McComb School District Superintendent Dr. Cederick Ellis told school board trustees last week that McComb High School and Denman Junior High School were experiencing low attendance due to students not following their hybrid schedule, noting that students skip their in-person days and try to do their work at home instead.
McComb schools Federal Programs Director Betty Wilson-McSwain said she was working on solutions for the attendance problem.
“At this time, we are concentrating on Denman and Kennedy (Early Childhood Center) to improve attendance,” she said. “However, all schools are addressing students with high absenteeism. Attendance averages from approximately 72% to 87% at schools, with Summit Elementary maintaining the highest attendance rate.
“This pandemic is just as much as a challenge for parents. The reasons and concerns are just as unique as the child, so we are taking this case by case. We want to make sure parents are reaching out to the schools if there is anything that is hindering their children's learning. … We are here to help.”
Wilson-McSwain there are four ways to help keep attendance up, noting that many issues stem from connectivity and technological problems for students.
She said the district is working with parents one-on-one to find the problem and fix it, adding that information technology workers are offering parents and daycares assistance with logging in during virtual learning days.
Wilson-McSwain also said principals, district social workers and others are contacting parents with children who have particularly high absenteeism rates, and the district will call truancy officers if the need arises.
She also warned that because of lower average attendance the district will get less funding, but hopes the state will find some reprieve given the circumstances of the school year.
North and South Pike school districts are also battling a challenging year for attendance, but North Pike Assistant Superintendent Scott Hallmark said the school’s average daily attendance has stayed above 90%.
“Keeping proper attendance is difficult, seeing as how we have such a varying schedule,” he said. “You have different groups of students attending using different types of schedules. That makes it difficult to accurately account for their attendance.”
He said the school tracks attendance through log-in on virtual days and traditional means during in-person learning. He also said because of the precautions of the pandemic, other common sicknesses have been lowered.
“Overall attendance has been about the same, on average,” Hallmark said. “When you take out the factor of COVID, we have fewer illness absences, so attendance is about the same if not better. As a whole, while it is more of an administrative challenge, it has not been bad.”
South Pike Superintendent Dr. Donna Scott said her district’s average daily attendance was about 97%, which is actually about 3% higher compared to the previous school year. She said the district’s willingness to adapt to the pandemic was a driving factor in keeping attendance up.
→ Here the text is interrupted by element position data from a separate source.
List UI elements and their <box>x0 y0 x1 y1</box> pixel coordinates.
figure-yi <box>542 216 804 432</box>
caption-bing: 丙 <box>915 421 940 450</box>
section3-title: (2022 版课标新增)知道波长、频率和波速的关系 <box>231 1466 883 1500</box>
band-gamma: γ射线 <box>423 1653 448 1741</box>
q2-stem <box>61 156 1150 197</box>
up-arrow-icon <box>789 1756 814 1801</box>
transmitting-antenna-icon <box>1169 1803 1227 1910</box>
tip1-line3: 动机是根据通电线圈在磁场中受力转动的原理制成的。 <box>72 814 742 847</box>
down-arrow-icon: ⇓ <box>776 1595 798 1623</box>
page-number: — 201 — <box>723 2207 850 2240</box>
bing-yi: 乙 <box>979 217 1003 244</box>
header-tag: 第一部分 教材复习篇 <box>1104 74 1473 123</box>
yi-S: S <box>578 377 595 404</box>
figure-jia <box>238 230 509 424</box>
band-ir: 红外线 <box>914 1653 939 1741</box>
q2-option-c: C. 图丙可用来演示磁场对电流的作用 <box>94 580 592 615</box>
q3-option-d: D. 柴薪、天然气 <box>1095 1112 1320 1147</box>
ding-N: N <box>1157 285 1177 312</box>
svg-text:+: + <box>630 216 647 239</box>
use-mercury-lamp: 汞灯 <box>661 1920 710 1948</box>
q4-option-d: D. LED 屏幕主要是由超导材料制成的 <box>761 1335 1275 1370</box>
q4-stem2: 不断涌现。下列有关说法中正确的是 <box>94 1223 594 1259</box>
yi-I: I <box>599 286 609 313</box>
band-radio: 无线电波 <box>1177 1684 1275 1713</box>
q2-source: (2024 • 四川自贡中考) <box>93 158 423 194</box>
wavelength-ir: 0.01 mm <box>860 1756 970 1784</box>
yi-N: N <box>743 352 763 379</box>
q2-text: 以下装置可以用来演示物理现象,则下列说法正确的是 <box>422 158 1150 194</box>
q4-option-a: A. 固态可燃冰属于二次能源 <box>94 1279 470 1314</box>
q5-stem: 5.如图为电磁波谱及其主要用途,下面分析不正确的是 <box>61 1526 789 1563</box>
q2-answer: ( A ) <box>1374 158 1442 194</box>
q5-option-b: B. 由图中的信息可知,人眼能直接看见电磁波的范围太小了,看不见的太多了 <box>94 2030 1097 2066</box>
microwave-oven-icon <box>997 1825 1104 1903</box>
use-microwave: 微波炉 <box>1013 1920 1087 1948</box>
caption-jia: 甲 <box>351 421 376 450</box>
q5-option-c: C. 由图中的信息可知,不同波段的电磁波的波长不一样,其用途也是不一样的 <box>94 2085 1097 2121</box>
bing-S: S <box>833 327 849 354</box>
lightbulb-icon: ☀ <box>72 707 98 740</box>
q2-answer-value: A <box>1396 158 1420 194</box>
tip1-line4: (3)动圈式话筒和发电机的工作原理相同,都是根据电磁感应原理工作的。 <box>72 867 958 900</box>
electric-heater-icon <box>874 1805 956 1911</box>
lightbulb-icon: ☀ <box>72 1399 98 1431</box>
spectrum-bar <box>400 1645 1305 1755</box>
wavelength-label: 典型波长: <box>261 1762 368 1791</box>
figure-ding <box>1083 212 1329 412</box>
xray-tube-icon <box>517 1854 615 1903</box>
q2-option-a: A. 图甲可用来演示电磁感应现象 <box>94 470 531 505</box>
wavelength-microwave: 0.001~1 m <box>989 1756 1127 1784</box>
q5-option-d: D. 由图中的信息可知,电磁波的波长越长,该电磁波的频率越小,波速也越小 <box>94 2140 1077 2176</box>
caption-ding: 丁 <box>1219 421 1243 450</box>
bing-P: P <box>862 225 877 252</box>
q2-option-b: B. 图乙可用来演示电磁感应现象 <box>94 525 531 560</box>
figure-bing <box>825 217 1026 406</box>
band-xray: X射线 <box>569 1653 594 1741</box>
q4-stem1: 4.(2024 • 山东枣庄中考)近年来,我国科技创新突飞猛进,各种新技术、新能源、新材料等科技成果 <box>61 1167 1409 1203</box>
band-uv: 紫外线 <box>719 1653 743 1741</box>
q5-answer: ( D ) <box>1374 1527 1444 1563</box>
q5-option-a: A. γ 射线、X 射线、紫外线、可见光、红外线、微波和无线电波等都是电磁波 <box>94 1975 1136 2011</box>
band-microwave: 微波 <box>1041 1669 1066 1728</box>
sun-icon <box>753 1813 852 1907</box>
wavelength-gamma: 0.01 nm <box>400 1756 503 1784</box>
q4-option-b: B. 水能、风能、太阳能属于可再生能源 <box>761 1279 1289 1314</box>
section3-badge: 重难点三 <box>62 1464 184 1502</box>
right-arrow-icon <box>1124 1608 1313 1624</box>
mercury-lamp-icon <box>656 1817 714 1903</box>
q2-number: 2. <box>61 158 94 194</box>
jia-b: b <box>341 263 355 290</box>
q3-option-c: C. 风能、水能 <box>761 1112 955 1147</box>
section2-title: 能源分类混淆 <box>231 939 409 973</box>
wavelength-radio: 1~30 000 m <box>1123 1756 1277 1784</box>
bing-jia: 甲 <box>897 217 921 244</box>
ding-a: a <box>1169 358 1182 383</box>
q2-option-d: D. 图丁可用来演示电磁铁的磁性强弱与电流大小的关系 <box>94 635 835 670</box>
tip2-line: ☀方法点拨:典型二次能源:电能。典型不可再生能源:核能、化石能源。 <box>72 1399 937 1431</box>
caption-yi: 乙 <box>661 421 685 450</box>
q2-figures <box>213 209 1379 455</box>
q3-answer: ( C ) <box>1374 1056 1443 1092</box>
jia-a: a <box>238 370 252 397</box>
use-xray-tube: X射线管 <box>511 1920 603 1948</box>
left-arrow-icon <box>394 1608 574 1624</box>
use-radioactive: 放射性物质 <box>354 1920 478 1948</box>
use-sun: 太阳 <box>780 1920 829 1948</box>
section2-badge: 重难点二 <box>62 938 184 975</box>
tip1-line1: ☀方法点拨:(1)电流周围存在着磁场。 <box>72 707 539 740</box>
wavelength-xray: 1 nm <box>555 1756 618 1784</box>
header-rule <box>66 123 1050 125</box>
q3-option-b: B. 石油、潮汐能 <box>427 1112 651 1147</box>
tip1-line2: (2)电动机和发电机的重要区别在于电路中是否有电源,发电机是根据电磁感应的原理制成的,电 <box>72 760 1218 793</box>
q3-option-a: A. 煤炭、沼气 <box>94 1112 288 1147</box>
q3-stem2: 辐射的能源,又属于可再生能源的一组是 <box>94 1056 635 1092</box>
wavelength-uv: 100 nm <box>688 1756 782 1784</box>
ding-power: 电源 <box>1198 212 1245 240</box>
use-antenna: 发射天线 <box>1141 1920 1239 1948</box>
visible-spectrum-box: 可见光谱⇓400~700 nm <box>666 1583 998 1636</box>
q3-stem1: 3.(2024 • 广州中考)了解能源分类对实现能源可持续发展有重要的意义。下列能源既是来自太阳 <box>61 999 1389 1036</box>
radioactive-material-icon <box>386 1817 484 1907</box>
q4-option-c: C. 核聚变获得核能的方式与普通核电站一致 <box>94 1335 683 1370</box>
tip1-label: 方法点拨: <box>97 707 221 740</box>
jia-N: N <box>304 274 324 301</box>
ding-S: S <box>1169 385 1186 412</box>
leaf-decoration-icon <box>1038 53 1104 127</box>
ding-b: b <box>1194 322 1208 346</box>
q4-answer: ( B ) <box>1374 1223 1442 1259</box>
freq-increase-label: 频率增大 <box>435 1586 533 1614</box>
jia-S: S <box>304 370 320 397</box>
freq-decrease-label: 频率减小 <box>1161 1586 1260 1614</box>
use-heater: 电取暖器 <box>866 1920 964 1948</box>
“We are doing pretty well with getting our students to school. I attribute this to the fact that we are continuing to provide a virtual option for our students,” she said. “Although all students are currently virtual, once we return to the traditional classroom setting, students will still have the option to attend school virtually.”
She said the issue with her district is that there are some students officials have been unable to locate.
“Also, while we have had some students that have not returned due to various reasons — home school, out of state transfer, transfer to another district — we only have three students that have been coded as ‘whereabouts unknown.’ ”
South Pike has been virtual since the week before Christmas break, and Scott said the district is waiting for the holiday coronavirus spikes to level out before returning to a hybrid schedule.
“School will always have some sort of asynchronous form of education now,” she said. “When we left back in March of last year, we had no idea that we were not going back for the rest of the school year.”